I have the following code for a C# console app. It parses a Word document for textboxes and inserts the same text into the document at the textbox anchor point with markup. This is so I can convert to Markdown using pandoc, including textbox content which is not available due to https://github.com/jgm/pandoc/issues/3086. I can then replace my custom markup with markdown after conversion.

The console app is called in a PowerShell loop for all documents in a target list.

When I first run the Powershell script, all documents are opened and saved (with a new name) without error. But the next time I run it, I get an occasional popup error:

The last time you opened '' it caused a serious error. Do you still want to open it?

I can get through this by selecting yes on every popup, but this requires intervention and is tedious and slow. I want to know why this code results in this problem?

string path = args[0];

Console.WriteLine($"Parsing {path}");

Application word = new Application();
Document doc = word.Documents.Open(path);

try
{

    foreach (Shape shp in doc.Shapes)
    {
        if (shp.TextFrame.HasText != 0)
        {
            string text = shp.TextFrame.TextRange.Text;
            int page = shp.Anchor.Information[WdInformation.wdActiveEndPageNumber];
            string summary = Regex.Replace(text, @"\r\n?|\n", " ");
            Console.WriteLine($"++++textbox++++ Page {page}: {summary.Substring(0, Math.Min(summary.Length, 40))}");

            string newtext = @$"{Environment.NewLine}TEXTBOX START%%%{text}%%%TEXTBOX END{Environment.NewLine}";

            var range = shp.Anchor;
            range.InsertBefore(Environment.NewLine);
            range.Collapse();
            range.Text = newtext;
            range.set_Style(WdBuiltinStyle.wdStyleNormal);
        }
    }

    string newFile = Path.GetFullPath(path) + ".notb.docx";
    doc.SaveAs2(newFile);
}
finally
{
    doc.Close();
    word.Quit();
}
Eugene Astafiev
  • 47,483
  • 3
  • 24
  • 45
DLT
  • 139
  • 8

1 Answers1

0

The console app is called in a PowerShell loop for all documents in a target list.

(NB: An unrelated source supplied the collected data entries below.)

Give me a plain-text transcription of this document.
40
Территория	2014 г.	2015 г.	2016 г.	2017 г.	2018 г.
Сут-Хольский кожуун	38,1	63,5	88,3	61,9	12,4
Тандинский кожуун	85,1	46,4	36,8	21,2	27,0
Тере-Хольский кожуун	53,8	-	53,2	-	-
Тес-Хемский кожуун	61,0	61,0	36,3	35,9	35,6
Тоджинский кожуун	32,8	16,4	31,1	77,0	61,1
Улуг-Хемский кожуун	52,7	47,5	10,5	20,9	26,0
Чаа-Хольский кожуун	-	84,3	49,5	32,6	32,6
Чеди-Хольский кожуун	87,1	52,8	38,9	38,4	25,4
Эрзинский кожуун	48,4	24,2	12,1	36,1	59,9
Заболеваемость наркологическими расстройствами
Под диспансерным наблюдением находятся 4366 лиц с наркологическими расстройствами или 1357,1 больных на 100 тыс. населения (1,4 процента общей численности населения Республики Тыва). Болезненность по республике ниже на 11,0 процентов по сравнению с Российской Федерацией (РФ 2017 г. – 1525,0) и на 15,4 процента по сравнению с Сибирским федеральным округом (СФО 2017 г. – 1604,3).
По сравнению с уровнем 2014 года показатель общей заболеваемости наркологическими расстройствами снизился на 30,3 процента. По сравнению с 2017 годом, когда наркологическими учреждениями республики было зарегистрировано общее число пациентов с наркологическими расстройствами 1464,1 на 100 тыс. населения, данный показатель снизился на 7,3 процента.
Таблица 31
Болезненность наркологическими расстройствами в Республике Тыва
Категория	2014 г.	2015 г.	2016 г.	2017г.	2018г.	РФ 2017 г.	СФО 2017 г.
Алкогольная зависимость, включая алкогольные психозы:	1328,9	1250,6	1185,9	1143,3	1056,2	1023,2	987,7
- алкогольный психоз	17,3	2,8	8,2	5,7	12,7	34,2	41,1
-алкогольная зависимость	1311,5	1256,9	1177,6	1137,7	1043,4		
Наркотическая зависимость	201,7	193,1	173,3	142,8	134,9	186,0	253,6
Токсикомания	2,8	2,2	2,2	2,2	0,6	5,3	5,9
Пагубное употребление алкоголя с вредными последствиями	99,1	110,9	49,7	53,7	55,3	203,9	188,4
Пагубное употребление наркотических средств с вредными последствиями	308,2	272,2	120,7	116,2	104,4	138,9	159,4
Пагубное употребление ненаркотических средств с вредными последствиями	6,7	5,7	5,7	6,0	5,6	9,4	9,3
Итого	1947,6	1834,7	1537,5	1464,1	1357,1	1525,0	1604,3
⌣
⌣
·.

You can automate Word from your PowerShell script directly without involving any other dependencies. At least that will allow you to keep a single Word instance without creating each time a new Word Application instance for each document:

Application word = new Application();
Document doc = word.Documents.Open(path);

In the loop you could just open documents for processing and then closing them. It should improve the overall performance of your solution.

When you are done processing a document you need to close it by using the Close method which closes the specified document.

Also when a new Word Application instance is created, don't forget to close it as well by calling the Quit method which quits Microsoft Word and optionally saves or routes the open documents.

Application.Quit SaveChanges:=wdSaveChanges, OriginalFormat:=wdWordDocument
Eugene Astafiev
  • 47,483
  • 3
  • 24
  • 45